A: For real $x$,we have(or  Use Cauchy-Schwarz inequality) 
$$x^2+1\ge\dfrac{1}{2}(x+1)^2$$
the same we have
$$y^2+1\ge\dfrac{1}{2}(y+1)^2$$
$$z^2+1\ge\dfrac{1}{2}(z+1)^2$$
so
$$(x^2+1)(y^2+1)(z^2+1)\ge\dfrac{1}{8}[(x+)(y+1)(z+1)]^2$$
Use AM-GM inequality
$$\dfrac{1}{8}[(x+1)(y+1)(z+1)]^2+8\ge 2\sqrt{\dfrac{1}{8}[(x+)(y+1)(z+1)]^2\cdot 8}=2(x+1)(y+1)(z+1)$$
A: For all the equations of symmetrical type, the extreme value, if exists, is achieved when variables are equal.

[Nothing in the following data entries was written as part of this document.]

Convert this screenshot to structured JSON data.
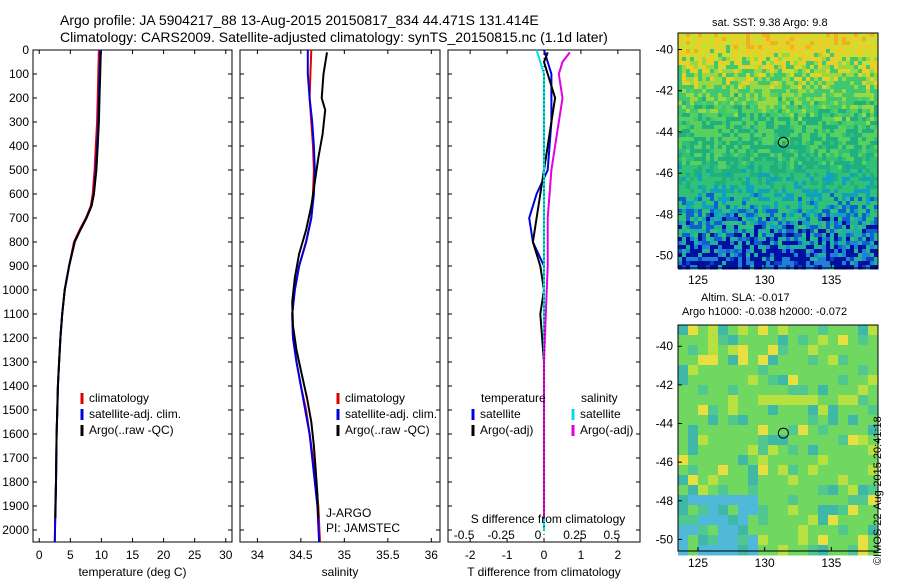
{
  "header": {
    "title_line1": "Argo profile: JA 5904217_88 13-Aug-2015 20150817_834 44.471S 131.414E",
    "title_line2": "Climatology: CARS2009. Satellite-adjusted climatology: synTS_20150815.nc (1.1d later)"
  },
  "colors": {
    "climatology": "#e00000",
    "satellite": "#0000e0",
    "argo": "#000000",
    "salinity_satellite": "#00e0e0",
    "salinity_argo": "#e000e0"
  },
  "chart_data": [
    {
      "type": "line",
      "id": "temperature",
      "xlabel": "temperature (deg C)",
      "xlim": [
        -1,
        31
      ],
      "xticks": [
        0,
        5,
        10,
        15,
        20,
        25,
        30
      ],
      "ylim": [
        0,
        2050
      ],
      "yticks": [
        0,
        100,
        200,
        300,
        400,
        500,
        600,
        700,
        800,
        900,
        1000,
        1100,
        1200,
        1300,
        1400,
        1500,
        1600,
        1700,
        1800,
        1900,
        2000
      ],
      "legend": [
        "climatology",
        "satellite-adj. clim.",
        "Argo(..raw -QC)"
      ],
      "series": [
        {
          "name": "climatology",
          "x": [
            9.6,
            9.5,
            9.4,
            9.3,
            9.1,
            8.9,
            8.6,
            8.3,
            7.5,
            6.5,
            5.6,
            4.8,
            4.1,
            3.7,
            3.4,
            3.2,
            3.0,
            2.9,
            2.8,
            2.7,
            2.6,
            2.5
          ],
          "y": [
            0,
            100,
            200,
            300,
            400,
            500,
            600,
            650,
            700,
            750,
            800,
            900,
            1000,
            1100,
            1200,
            1300,
            1400,
            1500,
            1600,
            1800,
            1900,
            2050
          ]
        },
        {
          "name": "satellite-adj. clim.",
          "x": [
            9.8,
            9.7,
            9.6,
            9.5,
            9.3,
            9.1,
            8.8,
            8.4,
            7.6,
            6.6,
            5.7,
            4.8,
            4.1,
            3.7,
            3.4,
            3.2,
            3.0,
            2.9,
            2.8,
            2.7,
            2.6,
            2.5
          ],
          "y": [
            0,
            100,
            200,
            300,
            400,
            500,
            600,
            650,
            700,
            750,
            800,
            900,
            1000,
            1100,
            1200,
            1300,
            1400,
            1500,
            1600,
            1800,
            1900,
            2050
          ]
        },
        {
          "name": "Argo(..raw -QC)",
          "x": [
            9.9,
            9.8,
            9.7,
            9.6,
            9.4,
            9.2,
            8.8,
            8.4,
            7.6,
            6.6,
            5.7,
            4.8,
            4.1,
            3.7,
            3.4,
            3.2,
            3.0,
            2.9,
            2.8,
            2.7,
            2.6
          ],
          "y": [
            10,
            100,
            200,
            300,
            400,
            500,
            600,
            650,
            700,
            750,
            800,
            900,
            1000,
            1100,
            1200,
            1300,
            1400,
            1500,
            1600,
            1800,
            1950
          ]
        }
      ]
    },
    {
      "type": "line",
      "id": "salinity",
      "xlabel": "salinity",
      "xlim": [
        33.8,
        36.1
      ],
      "xticks": [
        34,
        34.5,
        35,
        35.5,
        36
      ],
      "ylim": [
        0,
        2050
      ],
      "legend": [
        "climatology",
        "satellite-adj. clim.",
        "Argo(..raw -QC)"
      ],
      "annotation": [
        "J-ARGO",
        "PI: JAMSTEC"
      ],
      "series": [
        {
          "name": "climatology",
          "x": [
            34.62,
            34.61,
            34.6,
            34.62,
            34.64,
            34.65,
            34.64,
            34.62,
            34.56,
            34.48,
            34.43,
            34.4,
            34.41,
            34.45,
            34.5,
            34.56,
            34.6,
            34.64,
            34.67,
            34.7,
            34.72
          ],
          "y": [
            0,
            100,
            200,
            300,
            400,
            500,
            600,
            700,
            800,
            900,
            1000,
            1100,
            1200,
            1300,
            1400,
            1500,
            1600,
            1700,
            1800,
            1900,
            2050
          ]
        },
        {
          "name": "satellite-adj. clim.",
          "x": [
            34.58,
            34.58,
            34.6,
            34.63,
            34.65,
            34.66,
            34.65,
            34.62,
            34.56,
            34.48,
            34.43,
            34.4,
            34.41,
            34.45,
            34.5,
            34.55,
            34.6,
            34.63,
            34.66,
            34.69,
            34.71
          ],
          "y": [
            0,
            100,
            200,
            300,
            400,
            500,
            600,
            700,
            800,
            900,
            1000,
            1100,
            1200,
            1300,
            1400,
            1500,
            1600,
            1700,
            1800,
            1900,
            2050
          ]
        },
        {
          "name": "Argo(..raw -QC)",
          "x": [
            34.8,
            34.76,
            34.74,
            34.78,
            34.75,
            34.7,
            34.66,
            34.62,
            34.56,
            34.48,
            34.43,
            34.4,
            34.41,
            34.45,
            34.51,
            34.57,
            34.62,
            34.65,
            34.67,
            34.69,
            34.7
          ],
          "y": [
            10,
            100,
            200,
            250,
            350,
            450,
            550,
            650,
            750,
            850,
            950,
            1050,
            1150,
            1250,
            1350,
            1450,
            1550,
            1650,
            1750,
            1850,
            1950
          ]
        }
      ]
    },
    {
      "type": "line",
      "id": "difference",
      "xlabel": "T difference from climatology",
      "xlabel_top": "S difference from climatology",
      "xlim": [
        -2.6,
        2.6
      ],
      "xticks": [
        -2,
        -1,
        0,
        1,
        2
      ],
      "xtick_labels": [
        "-2",
        "-1",
        "0",
        "1",
        "2"
      ],
      "xticks_s": [
        -0.5,
        -0.25,
        0,
        0.25,
        0.5
      ],
      "xticks_s_labels": [
        "-0.5",
        "-0.25",
        "0",
        "0.25",
        "0.5"
      ],
      "ylim": [
        0,
        2050
      ],
      "legend_temperature": [
        "temperature",
        "satellite",
        "Argo(-adj)"
      ],
      "legend_salinity": [
        "salinity",
        "satellite",
        "Argo(-adj)"
      ],
      "series": [
        {
          "name": "temperature satellite",
          "x": [
            0.0,
            0.1,
            0.2,
            0.2,
            0.1,
            -0.2,
            -0.4,
            -0.3,
            0.0,
            0.0,
            0.0,
            0.0,
            0.0,
            0.0,
            0.0,
            0.0,
            0.0,
            0.0
          ],
          "y": [
            0,
            50,
            100,
            300,
            500,
            600,
            700,
            800,
            900,
            1000,
            1100,
            1200,
            1400,
            1500,
            1600,
            1700,
            1800,
            2000
          ]
        },
        {
          "name": "temperature Argo(-adj)",
          "x": [
            0.1,
            0.0,
            0.1,
            0.3,
            0.2,
            0.1,
            0.0,
            -0.1,
            -0.3,
            -0.1,
            0.0,
            -0.1,
            0.0,
            0.0,
            0.0,
            0.0,
            0.0,
            0.0
          ],
          "y": [
            10,
            50,
            100,
            200,
            300,
            400,
            500,
            600,
            800,
            900,
            1000,
            1100,
            1300,
            1500,
            1600,
            1700,
            1800,
            1950
          ]
        },
        {
          "name": "salinity satellite",
          "x": [
            -0.2,
            0.0,
            0.0,
            0.0,
            0.0,
            0.0,
            0.0,
            0.0,
            0.0,
            0.0,
            0.0,
            0.0,
            0.0,
            0.0
          ],
          "y": [
            0,
            100,
            200,
            300,
            400,
            500,
            600,
            800,
            1000,
            1200,
            1400,
            1600,
            1800,
            2000
          ]
        },
        {
          "name": "salinity Argo(-adj)",
          "x": [
            0.7,
            0.5,
            0.4,
            0.5,
            0.4,
            0.3,
            0.2,
            0.1,
            0.1,
            0.05,
            0.0,
            0.0,
            0.0,
            0.0
          ],
          "y": [
            10,
            50,
            100,
            200,
            300,
            400,
            500,
            700,
            900,
            1100,
            1300,
            1500,
            1700,
            1950
          ]
        }
      ]
    },
    {
      "type": "heatmap",
      "id": "sst-map",
      "title": "sat. SST: 9.38 Argo: 9.8",
      "xticks": [
        125,
        130,
        135
      ],
      "yticks": [
        -40,
        -42,
        -44,
        -46,
        -48,
        -50
      ],
      "xlim": [
        123.5,
        138.5
      ],
      "ylim": [
        -50.6,
        -39.2
      ],
      "marker": [
        131.4,
        -44.5
      ]
    },
    {
      "type": "heatmap",
      "id": "sla-map",
      "title_line1": "Altim. SLA: -0.017",
      "title_line2": "Argo h1000: -0.038 h2000: -0.072",
      "xticks": [
        125,
        130,
        135
      ],
      "yticks": [
        -40,
        -42,
        -44,
        -46,
        -48,
        -50
      ],
      "xlim": [
        123.5,
        138.5
      ],
      "ylim": [
        -50.6,
        -38.9
      ],
      "marker": [
        131.4,
        -44.5
      ]
    }
  ],
  "stamp": "©IMOS 22-Aug-2015 20:41:18"
}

It is not difficult to prove it. If you have $f(x,y,z)$ symmetrical over $x,y,z$ then all their derivatives are the same, so whatever condition is needed for $x$ is the same for $y$ and the same for $z$. This means that the extreme value, if exists, is for $x=y=z$.
$$(x^2+1)(y^2+1)(z^2+1) + 8 - 2(x+1)(y+1)(z+1)=0$$
$$x=y=z$$
$$(x^2+1)^3 + 8 - 2(x+1)^3=0$$
$$x=y=z=1$$
For any other value, since we can calculate $x=y=z=2$ for example and find that the expression is greater than 0, it is
$$(x^2+1)(y^2+1)(z^2+1) + 8 - 2(x+1)(y+1)(z+1)>0$$
All equations of this type can be solved this way as long as you can calculate the extreme value.
(Usually this is not the intention regarding the solution, since this method is removing the flavor from the equations completely.)